今日の長門有希SS

 ここのところ日が落ちるのが早くなり始め、学校を出る頃にはもう夕暮れを通り越して夜と言っても良いような空。寒くなり始めというのは服装に困るもので、つい油断して天気予報などを見忘れると、寒い中を上着も羽織らず歩かなければならない事をある。
 今日の俺がまさにそれだ。朝は教室でハルヒのやけに暖かそうな上着を見て季節はずれだと思ったもんだが、どちらかというと季節はずれは俺の方だったらしい。いつもの活動が終わってSOS団で集団下校をしている中、俺と長門だけ寒そうな格好だった。
「……」
 チラリと長門を見るが、俺のようにポケットに手を突っ込んで軽く震えることもなく、至って平静でいつも通り。痛みなどに耐性があるのはわかっているが、どうやら暑さ寒さにも耐性があるようだ。
 しばらく歩いてから、いつもの場所で解散。朝比奈さんが明日までとマフラーを貸してくれようとしたが、ハルヒの「甘やかしたらキョンの為にならない」とのありがたいお言葉で却下されてしまった。確かに痛い目を見た方が後々油断しないで気を付けるようにはなるかも知れないが、既に十分に俺は痛い目を見ているんだ。もうこの辺で勘弁してもらえないもんかね。
 しかしそれを発言したところで状況は改善されないだろうし、俺はふうとため息をついて家に向かって歩き始めた。
 しばらく歩いてからくるりと回れ右、小走りで家とは違う方向に向かう。
「……」
 そこには当然のように長門が待っている。俺が隣に並ぶと、長門は無言で歩き始めた。まあ、よくある事だ。
「寒い?」
 しばらく歩いていると、長門がぽつりと言った。
 ああ、寒いぞ。もっと暖かい格好をしてくるべきだったな。
「そう」
 左手に何か感触。外気に触れて少し冷たいそれは、長門の右手。
「こうすれば少しはましになる」
 長門の小さな手が一回り大きな俺の手を握っている。
 しかし、長門の手もそれほど温かいわけではなく、気分的にはともかく物理的にはそれほど暖かくなっていない。
「どうせならこっちの方がいいんじゃないか?」
 長門の手を離し、指を絡め合って組み合うようにつなぎ直した。体も密着し、長門の体温がほんのりと伝わってくる。
「この方がいい」
 しばらくそのまま歩いていると、コンビニが目に入った。
「ちょっと中に入るか」
 長門と手を繋ぐことで主に精神的に暖かくはなったが、そこはそれ。暖かいところを見るとつい立ち寄りたくなってしまうもんさ。
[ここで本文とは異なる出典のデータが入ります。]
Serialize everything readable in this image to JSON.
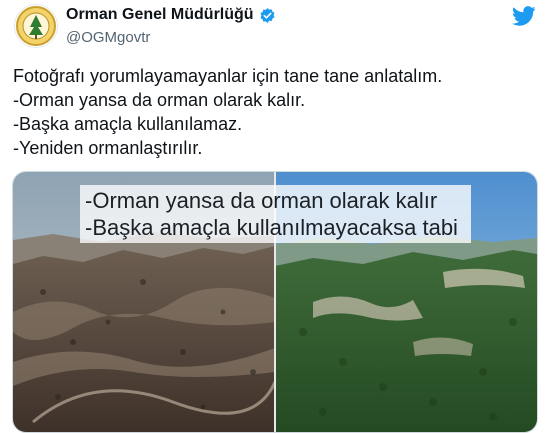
{
  "header": {
    "display_name": "Orman Genel Müdürlüğü",
    "handle": "@OGMgovtr"
  },
  "tweet": {
    "lines": [
      "Fotoğrafı yorumlayamayanlar için tane tane anlatalım.",
      "-Orman yansa da orman olarak kalır.",
      "-Başka amaçla kullanılamaz.",
      "-Yeniden ormanlaştırılır."
    ]
  },
  "media": {
    "overlay_lines": [
      "-Orman yansa da orman olarak kalır",
      "-Başka amaçla kullanılmayacaksa tabi"
    ]
  },
  "colors": {
    "brand": "#1d9bf0",
    "text": "#0f1419",
    "muted": "#536471"
  },
  "icons": [
    "org-logo-icon",
    "verified-badge-icon",
    "twitter-bird-icon"
  ]
}
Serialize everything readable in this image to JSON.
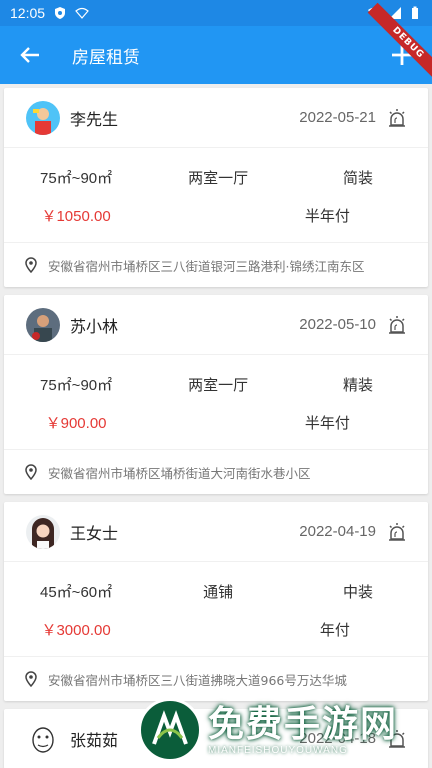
{
  "status_bar": {
    "time": "12:05"
  },
  "app_bar": {
    "title": "房屋租赁",
    "debug_label": "DEBUG"
  },
  "listings": [
    {
      "name": "李先生",
      "date": "2022-05-21",
      "area": "75㎡~90㎡",
      "layout": "两室一厅",
      "decoration": "简装",
      "price": "￥1050.00",
      "payment": "半年付",
      "address": "安徽省宿州市埇桥区三八街道银河三路港利·锦绣江南东区"
    },
    {
      "name": "苏小林",
      "date": "2022-05-10",
      "area": "75㎡~90㎡",
      "layout": "两室一厅",
      "decoration": "精装",
      "price": "￥900.00",
      "payment": "半年付",
      "address": "安徽省宿州市埇桥区埇桥街道大河南街水巷小区"
    },
    {
      "name": "王女士",
      "date": "2022-04-19",
      "area": "45㎡~60㎡",
      "layout": "通铺",
      "decoration": "中装",
      "price": "￥3000.00",
      "payment": "年付",
      "address": "安徽省宿州市埇桥区三八街道拂晓大道966号万达华城"
    },
    {
      "name": "张茹茹",
      "date": "2022-04-18"
    }
  ],
  "watermark": {
    "main": "免费手游网",
    "sub": "MIANFEISHOUYOUWANG"
  },
  "colors": {
    "app_bar": "#2196f3",
    "price": "#e53935"
  }
}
 さすがに繋いだ手を離して店内に。フラフラと店内を歩き、ホットドリンクのコーナーを眺めるがあまりピンとこない。かと言って、カイロなどを買うのもやりすぎの感があるし……
 しばらく店内を歩いてから長門の姿を探すと、肉まんのケースの中をじーっと眺めていた。
「食いたいのか?」
 隣に行って声をかけると、長門はゆっくりとこちらに振り返り。
「肉まん」
 肉まんが食いたいって事か。
「特選」
「そうか」
 夕飯の前に食うと夕飯が食べられなくなる、という事は長門に限っては無いだろう。ちょっと高めの肉まんとカレーまんをそれぞれレジで注文し、俺達は店を出た。
「……」
 長門はもぐもぐと、俺のカレーまんより一回り大きい肉まんを頬張っている。なんというか、食っている時の長門は本当に幸せそうだ。
「うまいか?」
「おいしい」
 普通のと量以外はどこがどう違うのかわからないが、まあ、高い分はうまいのだろう。
「どうぞ」
 スッと俺の顔の前に付きだして来た。いや、そんなに顔に近付けなくてもいいんだが、まあ、ありがたく頂こう。
 パクリとそれに噛むと、口の中にジューシーな肉汁が広がる。何やら具も色々と入っている気がする。なるほど、これが特選の実力か。伊達に高いわけじゃないな。
「どう?」
「うまいな」
「そう」
 さっと目の前から肉まんがよけられた。名残惜しいが、まあ仕方ない。
 さて、俺は俺のカレーまんを食うだけだが……ん?
 おかしい。さっきより量が減ったような気がする。というか、明らかに俺のものではない歯形が付いている。
「なあ長門、俺のカレーまんを食ったか?」
「知らない」
 スッと視線を俺の方からそらした。